La battuta infelice del nostro Presidente del Consiglio tocca un argomento che è ancora alquanto spinoso sia negli Stati Uniti che in Gran Bretagna. Per dirvene una, qualche giorno fa un rapper nero inglese è stato intervistato da un giornalista della BBC, che a un certo punto gli ha chiesto se si sente inglese. Tutti si sono meravigliati perché lui, nato e cresciuto a Londra, ovviamente si sente inglese al cento per cento. La grande polemica che è nata dopo questa domanda è un po’ difficile da capire per noi italiani, che se conosciamo un nero, per quanto possa avere l’accento italiano e stia per addentare una forchettata di spaghetti al sugo, dobbiamo subito chiedergli dov’è nato e da dove viene la sua famiglia. Posso immaginare quella domanda inserita senza problemi in un’intervista a qualche nostro aitante “abbronzato” dello sport. Come fa notare questo articolo del Guardian, in Gran Bretagna non si parla di cosa vuol dire essere britannici, uno lo è semplicemente perché lo sente dentro, indipendentemente dal colore della pelle. Inglesi per vocazione, si potrebbe dire, non per patrimonio genetico.

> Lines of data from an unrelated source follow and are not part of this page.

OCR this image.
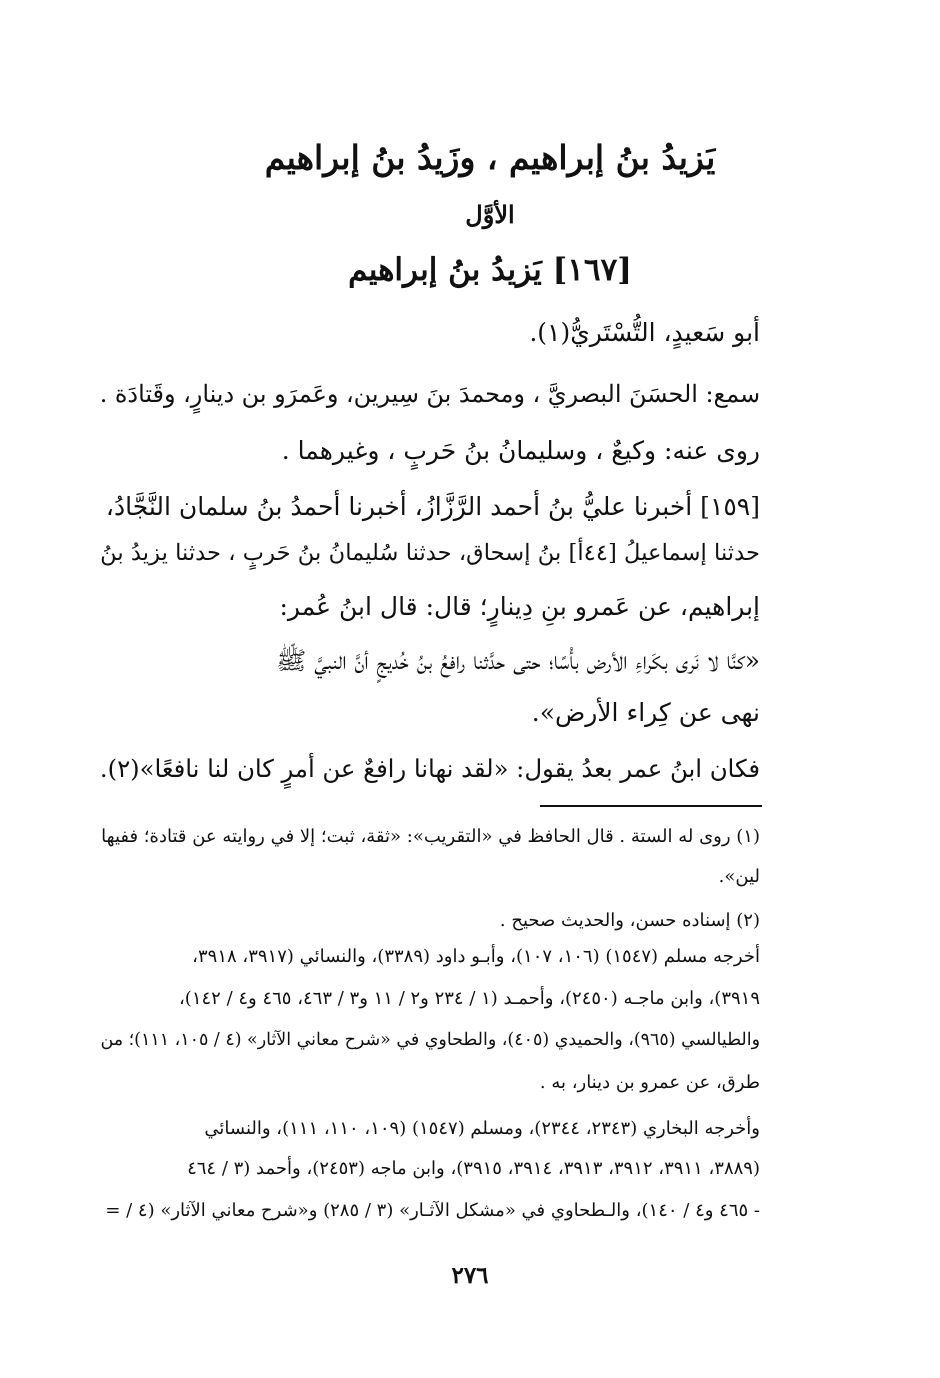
يَزيدُ بنُ إبراهيم ، وزَيدُ بنُ إبراهيم
الأوَّل
[١٦٧] يَزيدُ بنُ إبراهيم
أبو سَعيدٍ، التُّسْتَريُّ(١).
سمع: الحسَنَ البصريَّ ، ومحمدَ بنَ سِيرين، وعَمرَو بن دينارٍ، وقَتادَة .
روى عنه: وكيعٌ ، وسليمانُ بنُ حَربٍ ، وغيرهما .
[١٥٩] أخبرنا عليُّ بنُ أحمد الرَّزَّازُ، أخبرنا أحمدُ بنُ سلمان النَّجَّادُ،
حدثنا إسماعيلُ [٤٤أ] بنُ إسحاق، حدثنا سُليمانُ بنُ حَربٍ ، حدثنا يزيدُ بنُ
إبراهيم، عن عَمرو بنِ دِينارٍ؛ قال: قال ابنُ عُمر:
«كنَّا لا نَرى بكَراءِ الأرض بأْسًا؛ حتى حدَّثنا رافعُ بنُ خُديجٍ أنَّ النبيَّ ﷺ
نهى عن كِراء الأرض».
فكان ابنُ عمر بعدُ يقول: «لقد نهانا رافعٌ عن أمرٍ كان لنا نافعًا»(٢).
(١) روى له الستة . قال الحافظ في «التقريب»: «ثقة، ثبت؛ إلا في روايته عن قتادة؛ ففيها
لين».
(٢) إسناده حسن، والحديث صحيح .
أخرجه مسلم (١٥٤٧) (١٠٦، ١٠٧)، وأبـو داود (٣٣٨٩)، والنسائي (٣٩١٧، ٣٩١٨،
٣٩١٩)، وابن ماجـه (٢٤٥٠)، وأحمـد (١ / ٢٣٤ و٢ / ١١ و٣ / ٤٦٣، ٤٦٥ و٤ / ١٤٢)،
والطيالسي (٩٦٥)، والحميدي (٤٠٥)، والطحاوي في «شرح معاني الآثار» (٤ / ١٠٥، ١١١)؛ من
طرق، عن عمرو بن دينار، به .
وأخرجه البخاري (٢٣٤٣، ٢٣٤٤)، ومسلم (١٥٤٧) (١٠٩، ١١٠، ١١١)، والنسائي
(٣٨٨٩، ٣٩١١، ٣٩١٢، ٣٩١٣، ٣٩١٤، ٣٩١٥)، وابن ماجه (٢٤٥٣)، وأحمد (٣ / ٤٦٤
- ٤٦٥ و٤ / ١٤٠)، والـطحاوي في «مشكل الآثـار» (٣ / ٢٨٥) و«شرح معاني الآثار» (٤ / =
٢٧٦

In Italia, invece, siamo ancora in imbarazzo, non sappiamo bene come chiamare il colore della pelle di Obama. E’ nero, mulatto, abbronzato? Mi ricordo che qualche mese fa in Italia si accennava a fare ben attenzione a come si disegnava l’allora candidato alla Casa Bianca: non fategli i capelli troppo crespi né le labbra troppo grosse, mi raccomando. Sì, per carità, la gente non si deve accorgere che è nero. Un po’ di tempo fa Vittorio Zucconi de La Repubblica, in un tentativo un po’ maldestro di elogiare Obama, scriveva che ha la pelle “del colore della carta da pacchi” e che ci si sarebbe aspettati che da un momento all’altro si trasformasse in Harry Belafonte e cominciasse a cantare “My Island in the Sun” (leggi qi).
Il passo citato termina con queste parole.